JavaScript Tip - Using Gulp with TypeScript

May 04, 2016 | 2 Minute Read

You can easily write your Gulp tasks with TypeScript.

Here is my sample project illustrating this post: ts-gulp-experiment

This is achieved with ts-node, the TypeScript environment for node.

The following steps set up a minimal project using Gulp with TypeScript:

npm install -g typings # the easiest way to have typings available
mkdir ts-gulp-experiment
cd ts-gulp-experiment
npm init -y
npm install --save-dev ts-node typescript gulp
typings install gulp --save
typings install node --ambient --save
touch tsconfig.json
touch gulpfile.ts

Next you need to provide the configuration for the TypeScript compiler in tsconfig.json:

{ “compilerOptions”: { “allowUnreachableCode”: false, “noImplicitAny”: true, “noImplicitReturns”: true }, “exclude”: [ “node_modules”, “typings/browser.d.ts”, “typings/browser” ] }

Now you can write your build-tasks in TypeScript in gulpfile.ts:

import * as gulp from 'gulp';
gulp.task('test', () => {
	  console.log('Gulp is running!');
});

Voilà, you get type-checking and editor-support by TypeScript while writing your build-tasks.

While this looks nice on the first glance, on second thought I don’t see much benefits in using TypeScript in your build-tasks…

I believe your build should be simple enough so that typical arguments for TypeScript (big code base with many execution paths, long-term maintenance, refactoring …) are not applicable. If you change your build and your build still runs successfully, you can be confident, that your changes are ok.

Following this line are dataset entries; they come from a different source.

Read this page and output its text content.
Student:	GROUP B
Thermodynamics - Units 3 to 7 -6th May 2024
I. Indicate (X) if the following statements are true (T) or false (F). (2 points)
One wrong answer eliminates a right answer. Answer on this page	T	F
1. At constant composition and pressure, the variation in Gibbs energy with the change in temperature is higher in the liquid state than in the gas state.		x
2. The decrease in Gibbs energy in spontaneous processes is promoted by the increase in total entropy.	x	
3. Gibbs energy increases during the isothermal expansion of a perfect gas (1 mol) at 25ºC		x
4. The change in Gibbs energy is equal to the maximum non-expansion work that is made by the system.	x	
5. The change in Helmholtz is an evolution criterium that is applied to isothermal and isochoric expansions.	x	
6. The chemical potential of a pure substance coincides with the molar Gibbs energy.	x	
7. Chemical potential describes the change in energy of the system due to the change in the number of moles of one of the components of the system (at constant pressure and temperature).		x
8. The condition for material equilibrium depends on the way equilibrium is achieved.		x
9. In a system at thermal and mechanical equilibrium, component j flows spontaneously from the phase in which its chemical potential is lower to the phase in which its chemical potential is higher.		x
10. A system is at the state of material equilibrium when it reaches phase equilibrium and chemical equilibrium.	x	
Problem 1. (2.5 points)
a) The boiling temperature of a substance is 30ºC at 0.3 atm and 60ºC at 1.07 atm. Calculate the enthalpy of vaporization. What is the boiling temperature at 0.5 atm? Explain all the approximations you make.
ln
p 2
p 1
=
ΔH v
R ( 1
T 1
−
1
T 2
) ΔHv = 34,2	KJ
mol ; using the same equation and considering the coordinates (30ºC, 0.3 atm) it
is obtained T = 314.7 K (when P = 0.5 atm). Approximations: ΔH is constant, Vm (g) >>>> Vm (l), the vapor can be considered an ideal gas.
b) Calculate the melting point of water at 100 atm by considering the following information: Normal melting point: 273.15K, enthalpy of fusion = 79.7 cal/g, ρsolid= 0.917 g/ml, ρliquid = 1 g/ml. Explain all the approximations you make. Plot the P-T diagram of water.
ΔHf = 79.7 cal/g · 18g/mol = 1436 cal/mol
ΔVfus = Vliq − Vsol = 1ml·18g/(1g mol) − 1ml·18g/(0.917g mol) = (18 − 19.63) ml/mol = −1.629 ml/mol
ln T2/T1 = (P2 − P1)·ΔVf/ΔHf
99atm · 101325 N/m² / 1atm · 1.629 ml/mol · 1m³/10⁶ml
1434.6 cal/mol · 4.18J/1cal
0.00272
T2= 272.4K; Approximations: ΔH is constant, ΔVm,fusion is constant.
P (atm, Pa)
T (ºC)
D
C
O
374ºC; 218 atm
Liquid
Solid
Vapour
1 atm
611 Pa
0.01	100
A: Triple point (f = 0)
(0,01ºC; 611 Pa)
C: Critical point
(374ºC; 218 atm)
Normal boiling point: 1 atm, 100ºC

On the other hand, changing a build should be possible with the least amount of friction. And TypeScript introduces more friction, the friction comes mostly from providing typings for each 3rd-party plugin you are using (this is optional, but if you don’t do it, you don’t get the benefits of TypeScript). This adds complexity since most plugins do not provide those typings, so you have to get them from somewhere else (i.e. the DefinitelyTyped repo). This introduces yet another dependency and for some plugins you don’t find any typings at all (i.e. gulp-jshint).

In my opinion this is not worth it, so I stay with plain gulp or gulp with ES6.

I found out about Gulp with TypeScript while studying the mgechev/angular2-seed project.